Im Patentrecht bezeichnet die Vindikation das Übernehmen einer Patentanmeldung durch einen nicht berechtigten Anmelder von einem zur Anmeldung berechtigten Erfinder oder durch einen Anmelder, der Inhalte aus einer fremden Patentanmeldung widerrechtlich entnommen hat (§ 8 Patentgesetz). Das Verlangen der Übertragung kann durch eine Vindikationsklage (vor einem Landgericht) durchgesetzt werden.

Geschichte der rei vindicatio[Bearbeiten]

siehe: Legis actio sacramento in rem

Diese Klage stammt aus der Zwölf-Tafel-Zeit.
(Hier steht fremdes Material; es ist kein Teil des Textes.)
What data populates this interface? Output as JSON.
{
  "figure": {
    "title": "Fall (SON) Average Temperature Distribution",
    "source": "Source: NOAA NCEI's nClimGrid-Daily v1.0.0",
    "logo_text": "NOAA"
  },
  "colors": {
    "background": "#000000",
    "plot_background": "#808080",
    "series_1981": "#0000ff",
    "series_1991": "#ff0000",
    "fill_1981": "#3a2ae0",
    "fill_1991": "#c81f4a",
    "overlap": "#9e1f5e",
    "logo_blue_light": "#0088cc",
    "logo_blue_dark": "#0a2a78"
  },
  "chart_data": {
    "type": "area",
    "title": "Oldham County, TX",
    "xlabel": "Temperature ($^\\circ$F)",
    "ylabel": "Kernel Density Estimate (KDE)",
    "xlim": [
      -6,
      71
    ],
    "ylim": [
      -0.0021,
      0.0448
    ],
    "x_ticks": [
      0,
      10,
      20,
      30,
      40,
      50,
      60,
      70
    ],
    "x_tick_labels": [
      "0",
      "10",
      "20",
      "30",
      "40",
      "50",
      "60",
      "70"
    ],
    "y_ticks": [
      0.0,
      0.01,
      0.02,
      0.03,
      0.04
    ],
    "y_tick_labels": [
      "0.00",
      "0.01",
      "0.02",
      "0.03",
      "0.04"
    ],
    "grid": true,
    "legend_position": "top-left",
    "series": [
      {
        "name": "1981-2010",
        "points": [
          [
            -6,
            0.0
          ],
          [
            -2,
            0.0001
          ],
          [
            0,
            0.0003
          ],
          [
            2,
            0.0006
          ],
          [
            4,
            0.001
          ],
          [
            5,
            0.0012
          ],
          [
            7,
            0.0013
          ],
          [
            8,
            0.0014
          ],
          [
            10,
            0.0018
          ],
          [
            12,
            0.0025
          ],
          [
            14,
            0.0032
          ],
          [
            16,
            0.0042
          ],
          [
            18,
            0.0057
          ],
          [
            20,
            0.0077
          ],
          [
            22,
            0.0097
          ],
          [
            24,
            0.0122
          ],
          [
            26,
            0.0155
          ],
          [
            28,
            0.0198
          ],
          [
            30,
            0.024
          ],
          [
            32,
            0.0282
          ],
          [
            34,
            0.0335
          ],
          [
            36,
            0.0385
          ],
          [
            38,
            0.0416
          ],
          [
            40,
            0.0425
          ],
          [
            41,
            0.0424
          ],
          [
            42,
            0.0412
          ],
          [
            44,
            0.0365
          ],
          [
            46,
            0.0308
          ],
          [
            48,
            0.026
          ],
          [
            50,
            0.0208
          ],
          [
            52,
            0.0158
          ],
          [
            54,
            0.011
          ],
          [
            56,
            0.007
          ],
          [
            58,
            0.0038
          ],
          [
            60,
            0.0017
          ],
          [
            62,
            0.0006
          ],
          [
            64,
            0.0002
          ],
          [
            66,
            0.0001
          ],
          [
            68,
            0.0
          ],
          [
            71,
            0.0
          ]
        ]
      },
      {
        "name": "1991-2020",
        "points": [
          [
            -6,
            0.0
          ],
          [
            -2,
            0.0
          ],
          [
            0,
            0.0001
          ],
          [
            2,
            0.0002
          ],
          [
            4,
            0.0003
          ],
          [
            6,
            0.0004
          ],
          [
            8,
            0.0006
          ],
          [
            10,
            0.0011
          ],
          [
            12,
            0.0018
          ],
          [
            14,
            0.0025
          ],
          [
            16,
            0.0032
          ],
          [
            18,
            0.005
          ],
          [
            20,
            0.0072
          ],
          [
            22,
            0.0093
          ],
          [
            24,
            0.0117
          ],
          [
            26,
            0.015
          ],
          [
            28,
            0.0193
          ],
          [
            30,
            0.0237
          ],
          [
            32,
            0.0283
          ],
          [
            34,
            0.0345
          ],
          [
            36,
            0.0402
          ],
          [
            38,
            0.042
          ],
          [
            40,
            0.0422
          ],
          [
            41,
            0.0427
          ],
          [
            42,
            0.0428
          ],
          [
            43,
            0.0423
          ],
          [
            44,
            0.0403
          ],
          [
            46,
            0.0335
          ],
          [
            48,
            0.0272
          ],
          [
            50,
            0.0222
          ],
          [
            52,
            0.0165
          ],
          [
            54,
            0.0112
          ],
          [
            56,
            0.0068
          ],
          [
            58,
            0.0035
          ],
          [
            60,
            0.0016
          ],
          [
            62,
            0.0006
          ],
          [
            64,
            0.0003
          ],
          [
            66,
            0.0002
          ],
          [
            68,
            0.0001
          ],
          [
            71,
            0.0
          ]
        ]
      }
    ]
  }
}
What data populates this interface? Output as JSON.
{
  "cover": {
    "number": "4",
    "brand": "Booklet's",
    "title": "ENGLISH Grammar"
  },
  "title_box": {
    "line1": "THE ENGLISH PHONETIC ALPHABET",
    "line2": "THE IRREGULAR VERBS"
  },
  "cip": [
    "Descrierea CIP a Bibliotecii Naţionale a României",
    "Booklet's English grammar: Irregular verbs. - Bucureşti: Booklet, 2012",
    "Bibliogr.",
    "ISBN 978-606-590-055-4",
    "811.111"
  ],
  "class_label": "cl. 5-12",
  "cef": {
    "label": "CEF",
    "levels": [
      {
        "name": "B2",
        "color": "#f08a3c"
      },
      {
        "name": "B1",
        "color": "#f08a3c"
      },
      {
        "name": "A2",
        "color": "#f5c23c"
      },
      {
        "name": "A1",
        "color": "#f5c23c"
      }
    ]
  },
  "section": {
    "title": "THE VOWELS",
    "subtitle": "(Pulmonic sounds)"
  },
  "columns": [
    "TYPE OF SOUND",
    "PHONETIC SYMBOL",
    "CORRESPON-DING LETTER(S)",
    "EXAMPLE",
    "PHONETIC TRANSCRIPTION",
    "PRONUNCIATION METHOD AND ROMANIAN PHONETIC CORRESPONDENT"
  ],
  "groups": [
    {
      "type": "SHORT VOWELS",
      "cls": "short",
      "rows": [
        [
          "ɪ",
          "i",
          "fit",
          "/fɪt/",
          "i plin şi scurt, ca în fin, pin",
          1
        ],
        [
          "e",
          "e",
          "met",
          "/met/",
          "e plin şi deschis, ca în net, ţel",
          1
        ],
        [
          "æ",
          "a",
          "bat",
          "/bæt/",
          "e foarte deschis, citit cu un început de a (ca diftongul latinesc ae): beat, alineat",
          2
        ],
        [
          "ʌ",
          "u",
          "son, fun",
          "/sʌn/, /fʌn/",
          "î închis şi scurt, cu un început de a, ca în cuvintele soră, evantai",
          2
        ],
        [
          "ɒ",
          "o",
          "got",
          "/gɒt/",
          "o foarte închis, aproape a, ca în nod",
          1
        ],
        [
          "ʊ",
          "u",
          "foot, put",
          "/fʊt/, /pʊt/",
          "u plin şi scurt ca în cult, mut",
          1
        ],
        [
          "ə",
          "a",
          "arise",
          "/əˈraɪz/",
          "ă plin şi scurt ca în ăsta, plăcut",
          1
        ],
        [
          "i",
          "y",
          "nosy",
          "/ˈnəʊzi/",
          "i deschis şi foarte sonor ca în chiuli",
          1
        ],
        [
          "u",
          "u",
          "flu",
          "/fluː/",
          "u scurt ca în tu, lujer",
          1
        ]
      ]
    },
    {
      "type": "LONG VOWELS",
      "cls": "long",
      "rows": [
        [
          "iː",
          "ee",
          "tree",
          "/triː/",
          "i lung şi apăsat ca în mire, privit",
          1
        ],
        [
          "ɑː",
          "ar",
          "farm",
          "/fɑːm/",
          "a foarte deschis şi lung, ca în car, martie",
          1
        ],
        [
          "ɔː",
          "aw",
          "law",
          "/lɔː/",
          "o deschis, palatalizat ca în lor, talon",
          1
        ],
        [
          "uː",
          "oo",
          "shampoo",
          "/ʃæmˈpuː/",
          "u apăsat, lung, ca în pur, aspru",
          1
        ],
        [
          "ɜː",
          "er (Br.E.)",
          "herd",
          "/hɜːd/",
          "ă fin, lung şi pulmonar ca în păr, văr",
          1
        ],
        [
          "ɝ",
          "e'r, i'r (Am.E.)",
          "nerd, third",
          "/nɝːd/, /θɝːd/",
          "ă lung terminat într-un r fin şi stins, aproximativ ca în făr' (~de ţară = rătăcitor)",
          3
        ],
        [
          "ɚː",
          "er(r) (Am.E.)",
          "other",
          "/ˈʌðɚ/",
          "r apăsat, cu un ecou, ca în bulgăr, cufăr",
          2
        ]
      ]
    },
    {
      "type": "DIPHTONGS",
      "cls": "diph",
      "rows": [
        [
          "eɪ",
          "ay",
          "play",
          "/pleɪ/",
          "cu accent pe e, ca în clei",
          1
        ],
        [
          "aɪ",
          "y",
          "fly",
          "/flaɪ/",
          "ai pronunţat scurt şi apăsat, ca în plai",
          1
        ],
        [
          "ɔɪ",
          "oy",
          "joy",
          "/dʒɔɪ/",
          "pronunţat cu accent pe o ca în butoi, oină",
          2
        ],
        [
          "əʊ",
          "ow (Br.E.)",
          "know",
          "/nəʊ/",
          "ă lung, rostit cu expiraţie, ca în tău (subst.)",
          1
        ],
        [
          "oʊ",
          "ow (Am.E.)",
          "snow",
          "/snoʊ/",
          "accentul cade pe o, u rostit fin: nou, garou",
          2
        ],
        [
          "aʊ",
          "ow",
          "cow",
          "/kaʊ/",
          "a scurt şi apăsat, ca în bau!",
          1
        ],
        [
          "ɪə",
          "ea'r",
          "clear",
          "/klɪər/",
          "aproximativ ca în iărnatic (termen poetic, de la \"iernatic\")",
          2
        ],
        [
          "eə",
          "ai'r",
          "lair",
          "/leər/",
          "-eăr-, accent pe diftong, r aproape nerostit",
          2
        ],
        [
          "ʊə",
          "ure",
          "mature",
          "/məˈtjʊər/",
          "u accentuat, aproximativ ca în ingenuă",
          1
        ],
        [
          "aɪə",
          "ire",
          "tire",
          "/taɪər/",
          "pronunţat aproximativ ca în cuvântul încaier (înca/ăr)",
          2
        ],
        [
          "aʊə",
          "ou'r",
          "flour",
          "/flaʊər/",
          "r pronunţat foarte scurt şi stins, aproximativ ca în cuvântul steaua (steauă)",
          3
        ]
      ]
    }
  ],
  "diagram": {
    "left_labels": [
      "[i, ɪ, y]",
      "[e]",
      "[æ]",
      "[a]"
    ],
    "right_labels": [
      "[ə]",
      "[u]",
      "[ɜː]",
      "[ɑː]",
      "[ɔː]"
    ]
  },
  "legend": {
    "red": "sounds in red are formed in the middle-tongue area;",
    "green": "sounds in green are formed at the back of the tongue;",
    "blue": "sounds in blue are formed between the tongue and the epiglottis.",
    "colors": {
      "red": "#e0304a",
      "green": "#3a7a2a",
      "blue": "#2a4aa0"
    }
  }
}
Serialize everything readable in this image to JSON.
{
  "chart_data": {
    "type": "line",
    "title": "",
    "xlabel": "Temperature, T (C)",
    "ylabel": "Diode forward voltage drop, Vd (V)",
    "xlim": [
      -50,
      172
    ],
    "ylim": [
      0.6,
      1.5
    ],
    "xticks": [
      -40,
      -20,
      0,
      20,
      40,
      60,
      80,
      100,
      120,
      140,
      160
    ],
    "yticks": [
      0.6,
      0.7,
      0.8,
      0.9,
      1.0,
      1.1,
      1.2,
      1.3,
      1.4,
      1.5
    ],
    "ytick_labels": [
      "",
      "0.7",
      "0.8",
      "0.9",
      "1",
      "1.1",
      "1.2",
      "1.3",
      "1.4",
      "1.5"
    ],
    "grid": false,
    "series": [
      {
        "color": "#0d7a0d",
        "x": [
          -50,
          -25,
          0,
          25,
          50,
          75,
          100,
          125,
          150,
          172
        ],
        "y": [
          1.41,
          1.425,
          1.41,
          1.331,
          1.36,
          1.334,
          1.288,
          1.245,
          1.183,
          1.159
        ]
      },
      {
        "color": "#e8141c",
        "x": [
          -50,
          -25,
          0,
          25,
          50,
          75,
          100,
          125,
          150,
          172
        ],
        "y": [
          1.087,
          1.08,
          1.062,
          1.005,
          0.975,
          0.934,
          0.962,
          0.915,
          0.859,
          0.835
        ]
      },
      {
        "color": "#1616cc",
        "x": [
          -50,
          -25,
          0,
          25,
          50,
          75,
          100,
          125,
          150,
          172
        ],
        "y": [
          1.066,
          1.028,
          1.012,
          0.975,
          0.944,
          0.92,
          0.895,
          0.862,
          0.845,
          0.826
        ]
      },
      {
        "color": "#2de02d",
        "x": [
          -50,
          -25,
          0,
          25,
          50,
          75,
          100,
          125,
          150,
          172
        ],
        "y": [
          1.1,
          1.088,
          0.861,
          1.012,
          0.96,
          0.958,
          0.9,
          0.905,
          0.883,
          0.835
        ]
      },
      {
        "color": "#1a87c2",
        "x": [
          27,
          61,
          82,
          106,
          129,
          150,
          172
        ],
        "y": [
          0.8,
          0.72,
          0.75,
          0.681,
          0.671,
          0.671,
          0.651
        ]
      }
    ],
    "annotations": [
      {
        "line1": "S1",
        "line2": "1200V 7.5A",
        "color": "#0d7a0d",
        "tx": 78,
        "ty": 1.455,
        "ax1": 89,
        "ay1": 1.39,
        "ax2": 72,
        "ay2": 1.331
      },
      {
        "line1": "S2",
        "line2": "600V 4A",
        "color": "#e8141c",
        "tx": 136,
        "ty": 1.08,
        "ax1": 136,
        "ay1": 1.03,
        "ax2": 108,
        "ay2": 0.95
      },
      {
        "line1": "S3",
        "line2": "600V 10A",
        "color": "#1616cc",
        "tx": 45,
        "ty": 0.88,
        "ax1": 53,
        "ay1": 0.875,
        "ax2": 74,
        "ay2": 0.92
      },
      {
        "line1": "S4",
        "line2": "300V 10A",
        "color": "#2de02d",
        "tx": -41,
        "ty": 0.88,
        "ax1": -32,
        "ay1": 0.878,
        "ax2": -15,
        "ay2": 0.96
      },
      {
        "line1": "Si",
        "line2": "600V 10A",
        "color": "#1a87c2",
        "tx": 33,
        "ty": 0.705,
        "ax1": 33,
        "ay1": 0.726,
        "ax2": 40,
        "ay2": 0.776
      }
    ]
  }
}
Kläger und Beklagter behaupten mittels vindicatio (vermutlich ein Stab, mit dem auf die Sache angetippt wurde) und contravindicatio ihr Eigentum an der Sache. Beide müssen für ihre Behauptung eine Geldsumme einsetzen (sacramentum). Die gesamte Verhandlung war sehr stark ritualisiert. Der Richter entscheidet schließlich, wessen Recht das bessere ist, die Sache als Eigentümer zu haben.